Mini-subvastus quadriceps approach provides adequate exposure and excellent early recovery for TKA in valgus knees, without increase in incidence of complications.
对于外翻膝,理想的手术入路必须在尽量减少因入路本身导致的并发症的情况下提供充分的暴露。髌旁正中入路是全膝关节置换术(TKA)包括外翻膝最常用的入路。内侧股薄肌下入路很少用于外翻膝,具有维持伸肌机制完整性和对髌股轨迹影响最小的明确优势。本研究旨在评估外翻膝全膝关节置换术(TKA)的结果以及股薄肌下入路在早期功能恢复、肢体对线和并发症方面的疗效。
我们回顾性分析了2006年1月至2011年12月期间112例外翻畸形膝关节。所有患者术后使用视觉模拟量表(VAS)评估疼痛情况,以主动直腿抬高(SLR)时间和上楼梯能力的形式评估股四头肌恢复情况,并使用美国膝关节协会(AKS)评分评估临床结果,通过影像学评估进行平均40个月(范围24 - 84个月)的随访。
术后第1天(POD1)和第2天静息时的平均VAS分别为2.73和2.39,活动后分别为3.28和3.08(P < 0.001)。
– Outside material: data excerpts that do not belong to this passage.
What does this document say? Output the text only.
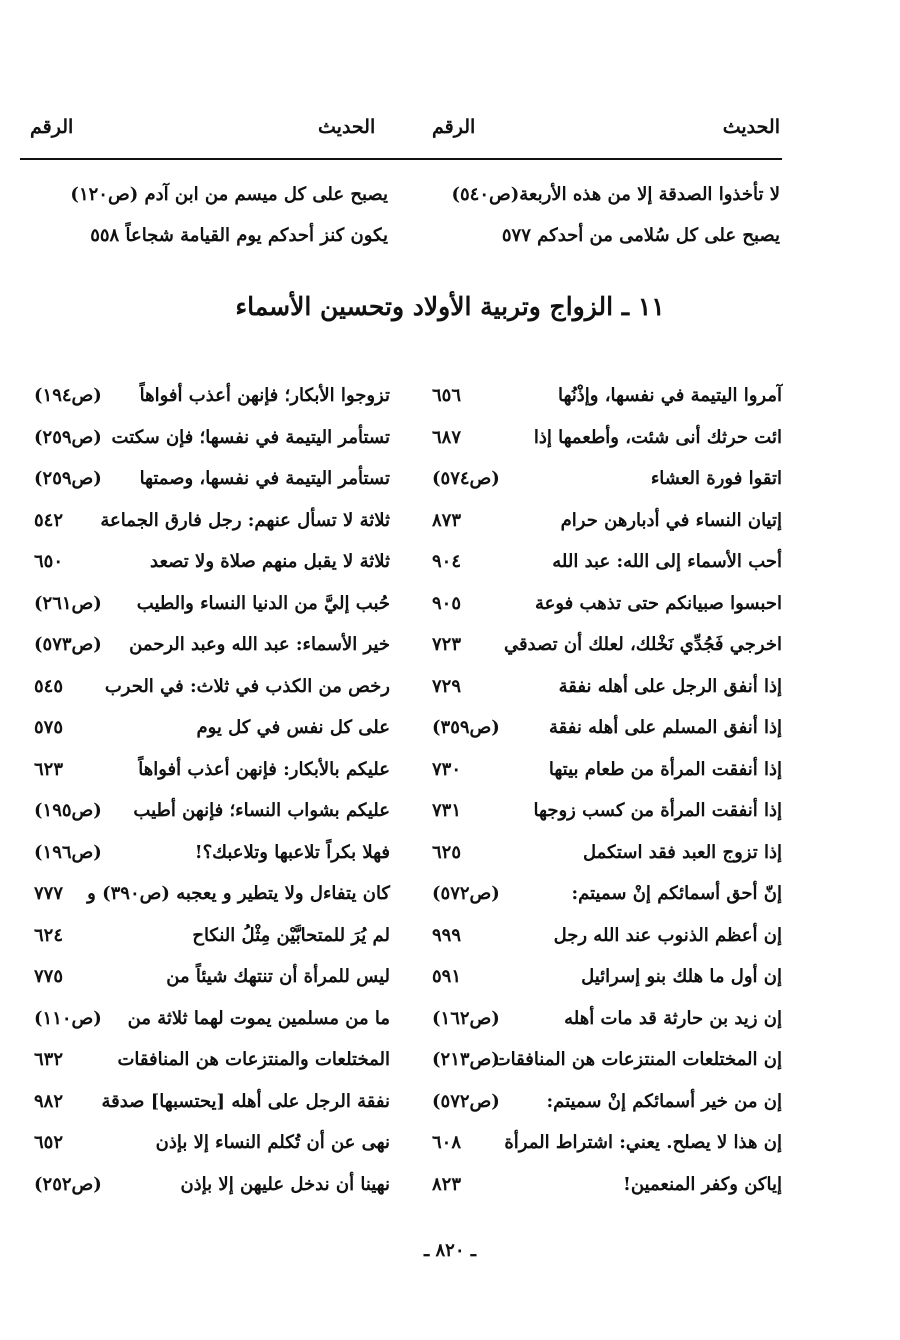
الحديث
الرقم
الحديث
الرقم
لا تأخذوا الصدقة إلا من هذه الأربعة(ص٥٤٠)
يصبح على كل ميسم من ابن آدم (ص١٢٠)
يصبح على كل سُلامى من أحدكم ٥٧٧
يكون كنز أحدكم يوم القيامة شجاعاً ٥٥٨
١١ ـ الزواج وتربية الأولاد وتحسين الأسماء
آمروا اليتيمة في نفسها، وإذْنُها
٦٥٦
تزوجوا الأبكار؛ فإنهن أعذب أفواهاً
(ص١٩٤)
ائت حرثك أنى شئت، وأطعمها إذا
٦٨٧
تستأمر اليتيمة في نفسها؛ فإن سكتت
(ص٢٥٩)
اتقوا فورة العشاء
(ص٥٧٤)
تستأمر اليتيمة في نفسها، وصمتها
(ص٢٥٩)
إتيان النساء في أدبارهن حرام
٨٧٣
ثلاثة لا تسأل عنهم: رجل فارق الجماعة
٥٤٢
أحب الأسماء إلى الله: عبد الله
٩٠٤
ثلاثة لا يقبل منهم صلاة ولا تصعد
٦٥٠
احبسوا صبيانكم حتى تذهب فوعة
٩٠٥
حُبب إليَّ من الدنيا النساء والطيب
(ص٢٦١)
اخرجي فَجُدِّي نَخْلك، لعلك أن تصدقي
٧٢٣
خير الأسماء: عبد الله وعبد الرحمن
(ص٥٧٣)
إذا أنفق الرجل على أهله نفقة
٧٢٩
رخص من الكذب في ثلاث: في الحرب
٥٤٥
إذا أنفق المسلم على أهله نفقة
(ص٣٥٩)
على كل نفس في كل يوم
٥٧٥
إذا أنفقت المرأة من طعام بيتها
٧٣٠
عليكم بالأبكار: فإنهن أعذب أفواهاً
٦٢٣
إذا أنفقت المرأة من كسب زوجها
٧٣١
عليكم بشواب النساء؛ فإنهن أطيب
(ص١٩٥)
إذا تزوج العبد فقد استكمل
٦٢٥
فهلا بكراً تلاعبها وتلاعبك؟!
(ص١٩٦)
إنّ أحق أسمائكم إنْ سميتم:
(ص٥٧٢)
كان يتفاءل ولا يتطير و يعجبه (ص٣٩٠) و
٧٧٧
إن أعظم الذنوب عند الله رجل
٩٩٩
لم يُرَ للمتحابَّيْن مِثْلُ النكاح
٦٢٤
إن أول ما هلك بنو إسرائيل
٥٩١
ليس للمرأة أن تنتهك شيئاً من
٧٧٥
إن زيد بن حارثة قد مات أهله
(ص١٦٢)
ما من مسلمين يموت لهما ثلاثة من
(ص١١٠)
إن المختلعات المنتزعات هن المنافقات
(ص٢١٣)
المختلعات والمنتزعات هن المنافقات
٦٣٢
إن من خير أسمائكم إنْ سميتم:
(ص٥٧٢)
نفقة الرجل على أهله [يحتسبها] صدقة
٩٨٢
إن هذا لا يصلح. يعني: اشتراط المرأة
٦٠٨
نهى عن أن تُكلم النساء إلا بإذن
٦٥٢
إياكن وكفر المنعمين!
٨٢٣
نهينا أن ندخل عليهن إلا بإذن
(ص٢٥٢)
ـ ٨٢٠ ـ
股四头肌恢复非常早,92例(86.7%)患者在POD1时能够进行主动SLR,平均时间为21.98小时,而在43.05小时时能够进行交替步态和上楼梯。AKS和功能评分从术前平均39分和36分分别显著提高到91分和79分(P < 0.001),平均活动范围从术前的102°增加到最近随访时的119°(P < 0.001)。平均胫股外翻从术前的16°(范围10° - 35°)矫正到外翻5°(范围3° - 9°)(P < 0.001)。
微型股薄肌下入路为外翻膝TKA提供了充分的暴露和良好的早期恢复,且不增加并发症发生率。